Precedents
Consolidation is rare, hard, and sometimes oversold. It has also worked twice in Kentucky. Here is the record, including the parts that cut against this project.
Lexington–Fayette County, 1972: Kentucky's proof it can pass
In November 1972, voters in Lexington and Fayette County approved merging their city and county governments by better than two to one (69.8% yes). The merged government took effect January 1, 1974, was the first of its kind in Kentucky, and is still operating five decades later. Nobody in Lexington is campaigning to undo it.

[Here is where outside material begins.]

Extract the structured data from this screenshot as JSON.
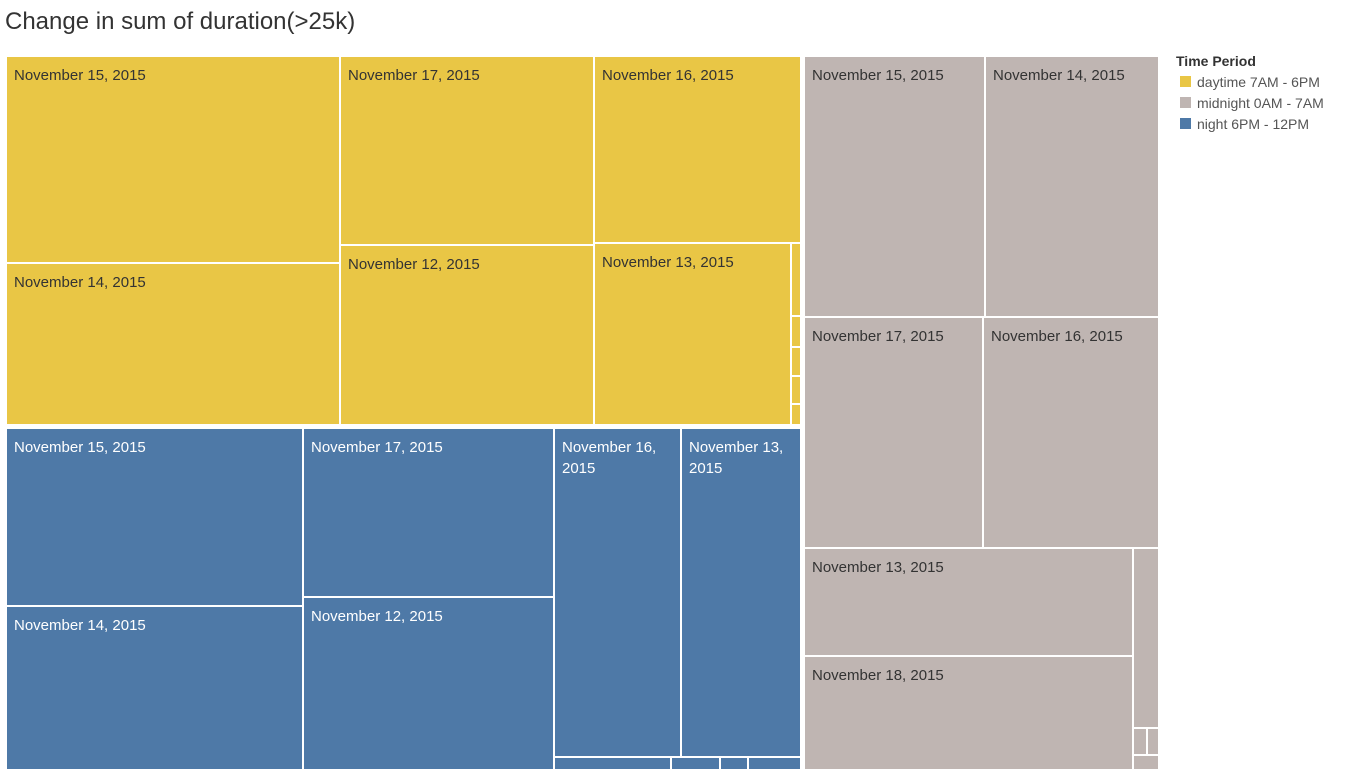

Louisville–Jefferson County, 2003: the decline-driven merger
Louisville's merger is the most instructive for our corridor, because the motivation was ours: leaders pursued it in response to "a long declining population and tax base, escalating government spending, and multiple economic development organizations fighting to recruit the same businesses." Sound familiar?
The ten-year retrospective (Abell Foundation, 2013) found:
- Inflation-adjusted government costs did not increase over the decade, and a smaller workforce (roughly 9,000 down to ~8,400) maintained service levels.
- The merger moved Louisville from the 65th- to the 18th-largest city in the nation, instantly changing its standing with employers, federal agencies, and bond markets. (Under the Census Bureau's stricter "balance" counting convention, it ranks around 27th; either way, the leap was real.)
The honest footnotes: total personnel costs did not fall, because pay harmonization offset headcount reductions, and some scholars (Savitch & Vogel, 2010) dispute that the merger produced net savings. Louisville's lesson is not "merger saves money." It is "merger changed what Louisville was, and what it could ask for."
Princeton, New Jersey, 2013: the small-scale modern example
Princeton Borough and Princeton Township, two small adjacent municipalities much closer to our scale than Louisville, merged in 2013 after voters approved consolidation. Reporting five years on found slowed property-tax growth and improved services, and the merger is broadly regarded in New Jersey as a success. It remains the example most often cited for small contiguous towns merging by choice.
The honest odds (read this part)
A site arguing for consolidation owes you the failure data, so here it is:
- Across a century of American attempts (1902–2010), only about 27 of 105 city–county consolidation referendums passed, roughly a 15% success rate. The National League of Cities puts rejection at about three-fourths of attempts.
- Only around forty consolidated governments exist in the entire country. Most communities that study the idea never even reach a ballot.
- The University of Kentucky's own scholarship on the Lexington merger (W.E. Lyons) identified the killer variable: if either affected government is hostile, that alone is usually enough to sink the entire effort.
- The most rigorous academic comparison, nine consolidated governments matched against nine similar unconsolidated ones (Leland & Thurmaier, 2010), found no systematic evidence of cost savings. The same study found consolidated governments consistently outperformed their comparisons on economic development in the following decade, though other econometric studies (including one examining Kentucky's own mergers) found no significant effect. We present that finding as one major study's result, not a consensus.
Every failure pattern in the research is a design input for our four-rung ladder. Referendums fail when they're rushed, so the ladder starts with years of shared services. They fail when a smaller community feels swallowed, so Coal Run Village holds a literal statutory veto. They fail when promised savings don't materialize, so we never promise savings. The communities that passed consolidation, from Lexington to Princeton, did it by building the coalition first and voting second. That is the entire strategy of this project: a coalition-building tool, not an ambush.
Every claim above is cited on the Sources page, including the studies that disagree with us.